Kebanyakan pasangan mungkin merasa bahwa mengubah kehidupannya demi mencapai kehamilan adalah hal yang pasti. Namun, tidak semua perubahan dapat terlihat dalam waktu singkat. Anda mungkin menemukan diri Anda bertanya-tanya: kapan sebaiknya saya mulai self-screening untuk melihat apakah ada peningkatan pada kualitas sperma atau folikel?
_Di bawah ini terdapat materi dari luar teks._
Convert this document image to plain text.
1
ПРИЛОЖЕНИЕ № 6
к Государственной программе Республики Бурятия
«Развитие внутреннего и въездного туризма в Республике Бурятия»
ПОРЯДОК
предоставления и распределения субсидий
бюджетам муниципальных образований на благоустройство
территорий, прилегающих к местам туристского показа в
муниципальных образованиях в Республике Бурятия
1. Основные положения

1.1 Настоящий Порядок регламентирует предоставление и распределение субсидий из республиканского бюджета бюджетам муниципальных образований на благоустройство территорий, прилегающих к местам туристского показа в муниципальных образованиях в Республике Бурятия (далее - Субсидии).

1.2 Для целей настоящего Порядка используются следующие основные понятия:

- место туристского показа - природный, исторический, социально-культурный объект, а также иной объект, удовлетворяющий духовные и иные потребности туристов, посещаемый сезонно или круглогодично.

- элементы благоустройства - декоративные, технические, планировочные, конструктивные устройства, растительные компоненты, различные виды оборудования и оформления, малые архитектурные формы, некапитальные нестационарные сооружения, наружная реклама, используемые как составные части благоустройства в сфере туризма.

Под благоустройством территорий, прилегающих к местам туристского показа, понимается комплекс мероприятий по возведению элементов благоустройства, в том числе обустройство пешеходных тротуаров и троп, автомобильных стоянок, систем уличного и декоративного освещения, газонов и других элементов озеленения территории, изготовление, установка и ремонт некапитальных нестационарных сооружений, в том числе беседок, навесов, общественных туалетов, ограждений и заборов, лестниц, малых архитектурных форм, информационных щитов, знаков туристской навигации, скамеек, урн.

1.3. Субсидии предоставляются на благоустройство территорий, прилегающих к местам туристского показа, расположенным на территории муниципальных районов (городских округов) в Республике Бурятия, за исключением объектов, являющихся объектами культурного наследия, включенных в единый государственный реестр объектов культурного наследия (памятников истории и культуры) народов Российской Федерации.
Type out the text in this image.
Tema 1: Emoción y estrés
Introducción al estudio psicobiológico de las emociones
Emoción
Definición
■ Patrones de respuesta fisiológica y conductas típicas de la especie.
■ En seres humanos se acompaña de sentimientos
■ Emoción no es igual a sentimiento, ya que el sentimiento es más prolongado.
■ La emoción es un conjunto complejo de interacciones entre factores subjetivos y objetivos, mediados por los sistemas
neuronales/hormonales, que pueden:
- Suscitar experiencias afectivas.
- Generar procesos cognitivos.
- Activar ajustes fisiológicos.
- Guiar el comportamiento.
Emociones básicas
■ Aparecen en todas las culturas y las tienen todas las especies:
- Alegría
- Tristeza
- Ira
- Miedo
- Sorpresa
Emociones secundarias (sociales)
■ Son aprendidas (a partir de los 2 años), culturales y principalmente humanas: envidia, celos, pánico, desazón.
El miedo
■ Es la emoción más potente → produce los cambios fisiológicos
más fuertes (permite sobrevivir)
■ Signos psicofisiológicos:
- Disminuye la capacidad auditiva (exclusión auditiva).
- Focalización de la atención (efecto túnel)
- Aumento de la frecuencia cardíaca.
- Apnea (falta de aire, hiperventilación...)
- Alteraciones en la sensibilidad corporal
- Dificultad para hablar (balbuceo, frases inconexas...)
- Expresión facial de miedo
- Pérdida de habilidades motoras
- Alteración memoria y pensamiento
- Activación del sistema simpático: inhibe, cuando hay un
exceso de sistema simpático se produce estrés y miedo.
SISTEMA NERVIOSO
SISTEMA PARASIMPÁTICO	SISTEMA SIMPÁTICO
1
Apakah perubahan gaya hidup yang dilakukan setiap hari mempengaruhi hasil?

Pertanyaan yang Sering Diajukan

Bagaimana cara membaca hasil dari alat self-screening fertilitas?

Hasil ini dapat memberikan gambaran umum tentang kualitas sperma dan folikel, tetapi perlu diikuti dengan pemeriksaan medis lanjutan.

Apa tanda-tanda yang harus saya waspadai jika hasil screening positif?

Jika Anda memiliki faktor risiko tertentu atau hasil self-screening mengindikasikan kualitas sperma dan folikel rendah, sebaiknya berkonsultasi dengan dokter ASHA IVF.

Apa yang harus saya lakukan setelah menerima hasil screening positif?

Anda harus meninjau gaya hidup Anda dan melakukan perubahan jika diperlukan. Kemudian konsultasikan hasil tersebut dengan asisten medis ASHA IVF untuk mendapatkan rekomendasi terbaik.

Apakah hanya alat self-screening yang dapat memberi tahu saya tentang kualitas sperma?

Alat ini adalah salah satu pertanyaan. Jika Anda menemukan faktor risiko atau hasilnya tidak jelas, Anda mungkin perlu melakukan uji laboratorium lebih lanjut.

Apa waktu terbaik untuk melakukan self-screening fertilitas?

Mulailah 3 bulan sebelum target konsepsi. Ini memberikan cukup waktu bagi perubahan gaya hidup dan dapat membantu menentukan apakah Anda memerlukan program infertilitas lebih lanjut.